Après plusieurs semaines de tensions diplomatiques et de menaces économiques, le président américain Donald Trump a annoncé mercredi 21 janvier avoir trouvé « le cadre d’un futur accord » avec l’Otan concernant le Groenland. Cette annonce s’accompagne d’un recul sur sa décision d’imposer de nouveaux droits de douane à plusieurs pays européens.
S’exprimant en marge du Forum économique mondial de Davos, en Suisse, Donald Trump a indiqué sur son réseau social Truth Social s’être entretenu avec le secrétaire général de l’Otan, Mark Rutte. « Nous avons établi le cadre d’un futur accord en ce qui concerne le Groenland et, plus largement, l’ensemble de la région de l’Arctique », a-t-il écrit.
Sur la base de cette entente, le président américain a annoncé qu’il renonçait, pour l’instant, à imposer des surtaxes douanières de 25 % qui devaient entrer en vigueur le 1er février. Ces mesures visaient huit pays européens, dont la France et le Danemark, opposés au projet américain de prise de contrôle du territoire autonome danois.
Malgré cette volte-face, un sommet extraordinaire de l’Union européenne, prévu jeudi à Bruxelles, se tiendra comme annoncé afin d’examiner la réponse européenne aux menaces formulées ces dernières semaines par Washington, a confirmé un porte-parole du Conseil européen.
Donald Trump a également précisé que les négociations sur le Groenland seront menées par le vice-président J.D. Vance, le secrétaire d’État Marco Rubio et l’émissaire spécial Steve Witkoff.
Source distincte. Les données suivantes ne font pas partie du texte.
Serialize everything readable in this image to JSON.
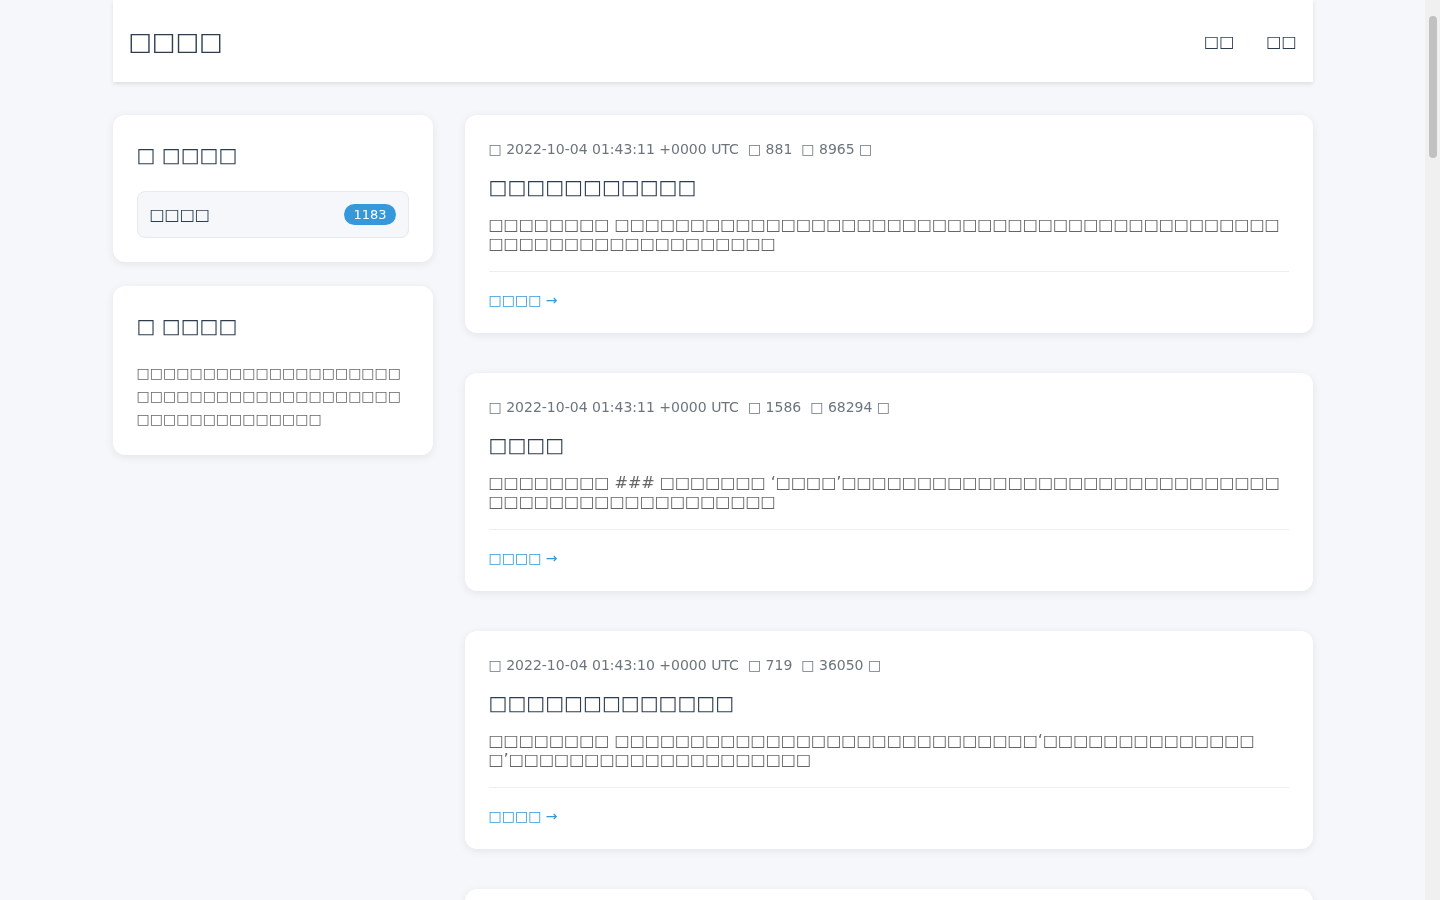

Des informations supplémentaires seront communiquées « au fur et à mesure de l’avancée des discussions », a-t-il assuré.
Interrogé plus tard sur la chaîne CNBC, le président américain a qualifié le dossier de « complexe », affirmant que l’accord envisagé serait « durable », sans en préciser les contours.
Plus tôt dans la journée, lors de son discours à Davos, Donald Trump a réaffirmé son intérêt stratégique pour le Groenland, tout en excluant le recours à la force. « On pensait que j’utiliserais la force, mais je n’en ai pas besoin », a-t-il déclaré, alors que Washington avait récemment indiqué que toutes les options restaient envisagées, y compris une intervention militaire.